As Smithers suspected, the A level TAGs are certainly a ‘bumper’ crop. The proportion graded A or A* reached 44.8%, exceeding even last years’ record breaking 38.6 per cent. These statistics would have been unimaginable before the pandemic. In 2019, only 25.5 per cent of entries scored these grades. I say ‘only’ but even those figures triggered concerns about grade inflation.
But perhaps these grades do compensate for the disruption that these young people have suffered? Yes and no. This cohort will certainly have been awarded higher grades than ever before – and some students will have been awarded grades beyond their expectations – but what about the students who would have achieved straight A*s in any case? For better or for worse, exams are used to discriminate between students. There is already talk that leading universities will need to set their own entrance exams to do the job that A levels have failed to do. That won’t happen this year, though, so my colleagues in higher education will be expected to manage.

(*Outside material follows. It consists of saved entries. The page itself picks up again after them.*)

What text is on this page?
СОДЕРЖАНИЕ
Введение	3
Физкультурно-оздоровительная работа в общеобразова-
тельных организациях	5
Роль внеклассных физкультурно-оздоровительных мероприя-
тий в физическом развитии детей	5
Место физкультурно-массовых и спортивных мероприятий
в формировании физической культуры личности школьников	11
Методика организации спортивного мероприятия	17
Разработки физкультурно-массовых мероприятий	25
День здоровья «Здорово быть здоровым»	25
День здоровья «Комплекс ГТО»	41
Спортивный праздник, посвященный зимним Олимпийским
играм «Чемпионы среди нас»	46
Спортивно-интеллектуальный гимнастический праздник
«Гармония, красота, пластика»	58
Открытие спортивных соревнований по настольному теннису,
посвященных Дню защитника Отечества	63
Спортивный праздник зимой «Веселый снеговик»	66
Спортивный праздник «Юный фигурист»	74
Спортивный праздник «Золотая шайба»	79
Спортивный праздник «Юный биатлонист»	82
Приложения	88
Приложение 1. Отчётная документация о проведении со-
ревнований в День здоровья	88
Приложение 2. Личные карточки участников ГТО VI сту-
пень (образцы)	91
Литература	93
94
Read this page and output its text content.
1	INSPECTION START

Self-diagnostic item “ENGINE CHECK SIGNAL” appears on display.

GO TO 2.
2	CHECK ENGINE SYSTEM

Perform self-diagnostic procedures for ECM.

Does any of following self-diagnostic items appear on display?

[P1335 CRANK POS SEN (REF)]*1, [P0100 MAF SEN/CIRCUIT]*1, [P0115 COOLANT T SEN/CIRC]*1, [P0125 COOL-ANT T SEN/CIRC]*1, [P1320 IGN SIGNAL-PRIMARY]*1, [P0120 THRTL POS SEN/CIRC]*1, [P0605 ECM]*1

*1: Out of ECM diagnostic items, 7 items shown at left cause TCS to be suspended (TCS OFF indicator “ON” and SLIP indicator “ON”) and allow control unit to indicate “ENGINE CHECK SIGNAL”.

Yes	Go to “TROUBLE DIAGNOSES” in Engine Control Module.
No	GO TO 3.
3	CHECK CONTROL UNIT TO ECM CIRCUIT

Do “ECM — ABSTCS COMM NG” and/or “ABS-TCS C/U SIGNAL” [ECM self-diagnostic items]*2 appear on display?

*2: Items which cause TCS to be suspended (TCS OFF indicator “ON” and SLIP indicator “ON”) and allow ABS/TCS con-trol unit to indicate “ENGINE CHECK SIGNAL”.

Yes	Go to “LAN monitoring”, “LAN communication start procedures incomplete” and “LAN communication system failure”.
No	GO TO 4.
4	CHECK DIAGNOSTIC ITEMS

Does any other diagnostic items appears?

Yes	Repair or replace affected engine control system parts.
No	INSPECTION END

It’s not just the current 18 year-olds who have been let down. I sat A levels so long ago that my results are now a historical curiosity; I’m no longer judged against them. But those in the early stages of their careers will now be relying on grades that suddenly don’t look so impressive when compared to this year’s bumper results. Meanwhile those still at school may be faced with even more assessments if university entrance exams become a reality.
This is a mess, but it was not a mess of our making. Williamson might have talked about trusting us but we were required to produce evidence to back up our TAGs. And we produced it. Across the country teachers created KATs – Key Assessment Tasks, another new creation – mini-exams that identified objectively what our students could do. We measured and we graded, and then we opened up our procedures to external moderation and scrutiny. The government might say they trust us, but they reserved the right to check up on us all the same. We did everything that was asked of us.
What we did not do – of course – was predict which students might have had a bad day in the exam room. After a quarter of a century at the chalk face I can predict grades accurately, when averaged across a teaching group. But at the individual level it’s harder. Inevitably, some students exceed my expectations – perhaps their focused revision strategy paid off? – while others underperform. Sometimes this happens because they turn over two pages at once in the heat of an exam. It’s distressing for them and for me, but it happens, and it lowers the average.
Like hundreds of thousands of other teachers, I did my job. But that did not involve predicting which students would have messed up.
We can expect a post-mortem and wringing of hands – let’s face it, we have one every year – but I want to look forwards and not back. Exams were cancelled in two consecutive years, but a quirk of the British education system is the doubling-up of school leaving exams. In England, Wales and Northern Ireland we have GCSEs at 16 followed by A levels at 18. So far, no student leaving for university has been hit twice; every cohort has sat at least one set of exams.
But if we have a third year of chaos, the present lower sixth will have suffered at both GCSE and A level. That must not be allowed to happen. Last night Gavin Williamson told us he wants to get back to normality, but he said similar last year. This time he must mean it; exams must go ahead next year, whatever else happens.
Debbie Hayton is a teacher and journalist.